Abstract
Purpose:
Staining of ILM may be associated with toxicity, increased cost, and increased surgical time. Recently, there have been reports of infectious endophthalmitis associated with the use of some of these staining agents. Speckling of ILM by TA assists in visualization and removal of ILM. The purpose of the current study was to evaluate the status of the perifoveal ILM after TA-assisted stripping of ILM.
Methods:
interventional, non-comparative, clinical case series. Participants included patients undergoing removal of ILM as part of macular hole or ERM surgery. The ILM was visualized by TA and removed with intraocular ILM forceps. Indocyanine green (ICG) was used to visualize the status of the remaining ILM. Quality of intraoperative visualization of retina was graded as good, fair, or poor. The extent of ILM removal was graded as: 1) Complete removal of perifoveal ILM, 2) >90% removal of Perifoveal ILM,3) 75-90% removal of perifoveal ILM, 4) 50-75% removal of perifoveal ILM, 5) < 50% removal of ILM, and 6) ILM removal with TA visualization was aborted and ILM peeling was completed by staining with ICG.
Results:
21 eyes of 21 patients were included in the study.
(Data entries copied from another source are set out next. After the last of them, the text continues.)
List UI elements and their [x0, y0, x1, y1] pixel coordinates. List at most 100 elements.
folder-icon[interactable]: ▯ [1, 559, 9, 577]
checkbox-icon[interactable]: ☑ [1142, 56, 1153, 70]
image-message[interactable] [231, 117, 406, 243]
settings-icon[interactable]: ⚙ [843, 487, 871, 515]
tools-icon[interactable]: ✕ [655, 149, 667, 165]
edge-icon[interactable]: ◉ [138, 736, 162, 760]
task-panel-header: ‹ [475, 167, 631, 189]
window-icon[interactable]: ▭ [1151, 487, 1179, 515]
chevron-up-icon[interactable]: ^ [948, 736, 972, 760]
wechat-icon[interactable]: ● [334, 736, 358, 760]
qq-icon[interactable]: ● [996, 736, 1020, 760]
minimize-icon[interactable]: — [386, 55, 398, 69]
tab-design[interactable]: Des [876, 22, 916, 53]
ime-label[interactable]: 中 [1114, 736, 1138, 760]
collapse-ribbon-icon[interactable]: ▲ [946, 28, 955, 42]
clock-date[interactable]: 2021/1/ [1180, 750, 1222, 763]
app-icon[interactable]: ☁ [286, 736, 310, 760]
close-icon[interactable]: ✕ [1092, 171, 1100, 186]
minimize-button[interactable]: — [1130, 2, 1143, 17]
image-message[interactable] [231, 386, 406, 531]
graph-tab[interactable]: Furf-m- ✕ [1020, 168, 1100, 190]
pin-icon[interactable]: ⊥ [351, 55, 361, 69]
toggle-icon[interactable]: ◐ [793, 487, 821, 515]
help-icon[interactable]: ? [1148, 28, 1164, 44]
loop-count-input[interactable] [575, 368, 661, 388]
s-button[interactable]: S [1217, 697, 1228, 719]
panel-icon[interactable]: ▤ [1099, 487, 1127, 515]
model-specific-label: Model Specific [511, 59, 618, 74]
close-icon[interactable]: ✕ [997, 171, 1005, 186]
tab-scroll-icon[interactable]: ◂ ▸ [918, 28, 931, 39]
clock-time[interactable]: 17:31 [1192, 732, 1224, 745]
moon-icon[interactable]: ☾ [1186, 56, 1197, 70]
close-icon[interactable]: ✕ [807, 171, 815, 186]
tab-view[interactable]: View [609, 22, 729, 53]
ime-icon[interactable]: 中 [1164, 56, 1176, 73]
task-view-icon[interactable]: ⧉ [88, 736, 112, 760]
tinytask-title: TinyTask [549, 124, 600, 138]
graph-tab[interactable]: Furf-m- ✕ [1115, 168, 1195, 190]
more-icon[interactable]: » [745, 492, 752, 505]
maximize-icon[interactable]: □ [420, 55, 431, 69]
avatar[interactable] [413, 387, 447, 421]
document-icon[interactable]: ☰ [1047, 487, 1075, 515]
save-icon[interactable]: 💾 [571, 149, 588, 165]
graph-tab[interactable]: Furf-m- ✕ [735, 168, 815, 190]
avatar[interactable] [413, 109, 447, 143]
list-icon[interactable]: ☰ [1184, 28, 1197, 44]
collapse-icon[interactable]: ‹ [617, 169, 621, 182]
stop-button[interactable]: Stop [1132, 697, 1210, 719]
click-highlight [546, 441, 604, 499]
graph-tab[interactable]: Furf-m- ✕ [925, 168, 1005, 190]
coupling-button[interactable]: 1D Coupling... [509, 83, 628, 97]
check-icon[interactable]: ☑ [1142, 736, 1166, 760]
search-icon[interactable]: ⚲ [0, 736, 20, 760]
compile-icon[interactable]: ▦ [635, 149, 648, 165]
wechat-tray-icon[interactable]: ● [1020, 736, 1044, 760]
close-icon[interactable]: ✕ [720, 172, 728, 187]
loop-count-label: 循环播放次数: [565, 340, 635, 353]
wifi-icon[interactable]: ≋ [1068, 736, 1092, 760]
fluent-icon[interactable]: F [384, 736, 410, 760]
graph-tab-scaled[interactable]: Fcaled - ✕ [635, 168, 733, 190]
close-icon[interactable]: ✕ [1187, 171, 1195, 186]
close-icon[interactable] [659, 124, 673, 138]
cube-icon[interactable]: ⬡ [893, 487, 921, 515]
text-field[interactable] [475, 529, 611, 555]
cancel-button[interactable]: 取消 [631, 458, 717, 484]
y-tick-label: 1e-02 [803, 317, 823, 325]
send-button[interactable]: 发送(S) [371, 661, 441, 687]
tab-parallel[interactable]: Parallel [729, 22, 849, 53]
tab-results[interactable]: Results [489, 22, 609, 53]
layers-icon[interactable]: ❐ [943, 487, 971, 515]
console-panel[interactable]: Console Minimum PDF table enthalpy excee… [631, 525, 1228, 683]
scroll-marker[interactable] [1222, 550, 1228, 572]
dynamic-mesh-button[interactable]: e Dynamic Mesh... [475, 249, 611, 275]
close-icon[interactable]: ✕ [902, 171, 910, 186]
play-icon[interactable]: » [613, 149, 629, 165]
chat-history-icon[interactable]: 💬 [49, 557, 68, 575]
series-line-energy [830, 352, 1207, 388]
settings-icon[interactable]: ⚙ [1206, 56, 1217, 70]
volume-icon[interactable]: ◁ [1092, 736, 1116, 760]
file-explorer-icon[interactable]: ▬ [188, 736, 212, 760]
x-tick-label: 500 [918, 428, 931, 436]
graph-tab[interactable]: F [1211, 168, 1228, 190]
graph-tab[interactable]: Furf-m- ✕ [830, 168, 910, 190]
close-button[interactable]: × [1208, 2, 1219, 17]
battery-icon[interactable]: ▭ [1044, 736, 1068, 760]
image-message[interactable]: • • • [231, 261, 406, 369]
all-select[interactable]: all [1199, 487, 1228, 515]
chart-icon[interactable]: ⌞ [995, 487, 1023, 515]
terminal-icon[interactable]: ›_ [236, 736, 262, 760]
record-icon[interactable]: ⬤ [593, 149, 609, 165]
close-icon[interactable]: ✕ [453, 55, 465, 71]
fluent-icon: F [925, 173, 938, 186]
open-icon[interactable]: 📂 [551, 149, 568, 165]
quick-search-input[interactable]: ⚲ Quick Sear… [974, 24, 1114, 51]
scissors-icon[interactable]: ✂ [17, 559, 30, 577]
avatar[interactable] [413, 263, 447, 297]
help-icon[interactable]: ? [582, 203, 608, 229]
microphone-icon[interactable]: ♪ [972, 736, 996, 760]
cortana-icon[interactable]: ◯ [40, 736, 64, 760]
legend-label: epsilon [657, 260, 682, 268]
Intraoperative visualization of retina was graded as good in 18 eyes, fair in 6 eyes, and poor in 2 eyes. Complete removal of perifoveal ILM (grade 1) was achieved in 21 (81%) eyes. ILM removal was grade 2 in 2 eye (8%), grade 3 in 1 eye, and grade 5 in 1 eye. In one eye ICG had to be used for visualization and subsequent removal of the ILM (grade 6).
Conclusions:
TA is a useful adjunct for intraoperative visualization of ILM. In most cases ILM can be removed without a need for staining of ILM, reducing risk of toxicity, infection, and cost. Staining of ILM with dyes such as ICG may be reserved for selected cases with suboptimal visualization. Techniques for ILM removal will be further discussed.